Judge Anderson threw out the plea deal, deciding that the sentence was too lenient in light of Baca's role in obstructing an FBI investigation of county jails. The prosecution agreed to the deal largely because of Baca's willingness to plead guilty; however, Baca's attorney has argued that Baca should not serve any time because he is in the early stages of Alzheimer's disease. The FBI investigation was aimed at uncovering deputy violence towards inmates resulting in hospital visits as well as deputies covering up for one another. Anderson felt that six months in prison "would not address the gross abuse of the public's trust," nor "the need to restore the public's trust in law enforcement and the criminal justice system."

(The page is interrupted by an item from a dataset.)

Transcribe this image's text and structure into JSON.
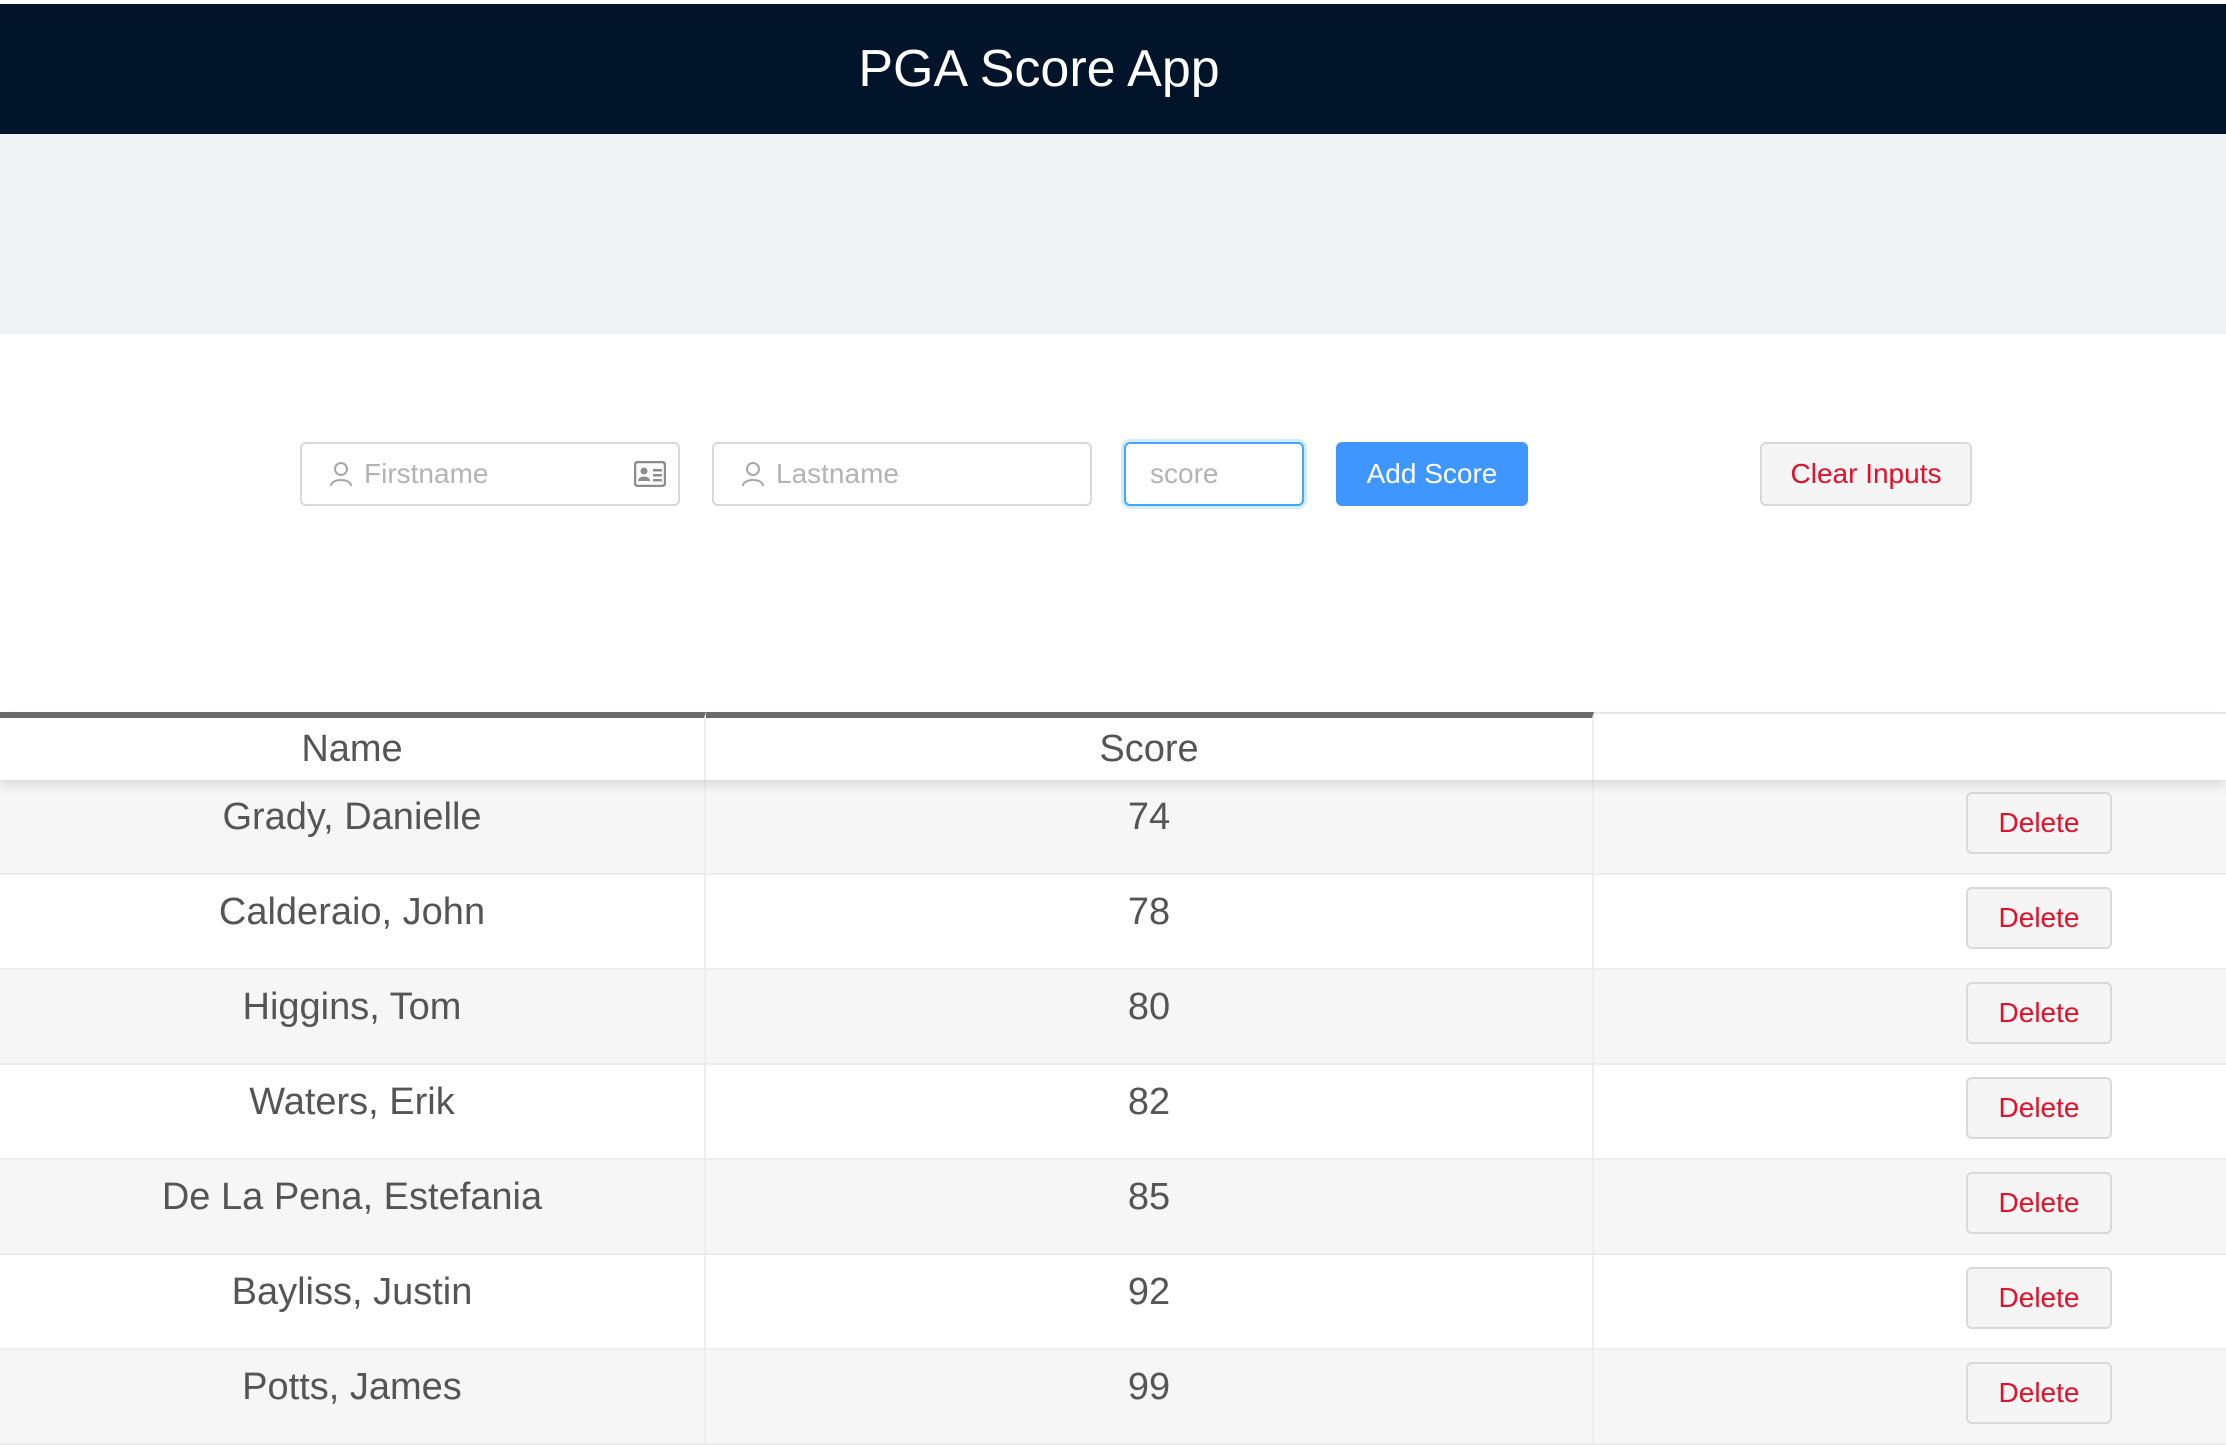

Baca's attorneys expect the prosecutors to bring the same, more serious charges, as those brought against Paul Tanaka, Baca's former second-in-command. Tanaka was convicted earlier this year for obstruction of justice charges resulting from the same FBI investigation. Tanaka was sentenced to five years in prison. Seven other she riff's officials convicted and sentenced in the same obstruction case received a year and a half to more than three years in prison.

Baca's attorneys plan to use the prosecutor's words from Tanaka's trial - in which they argued that Tanaka, not Baca, was the mastermind behind misleading the FBI - to Baca's advantage. Additionally, Baca's dementia may progress and materially affect his mental capacity. If Baca is unable to understand the legal proceedings, a judge may declare him incompetent to stand trial.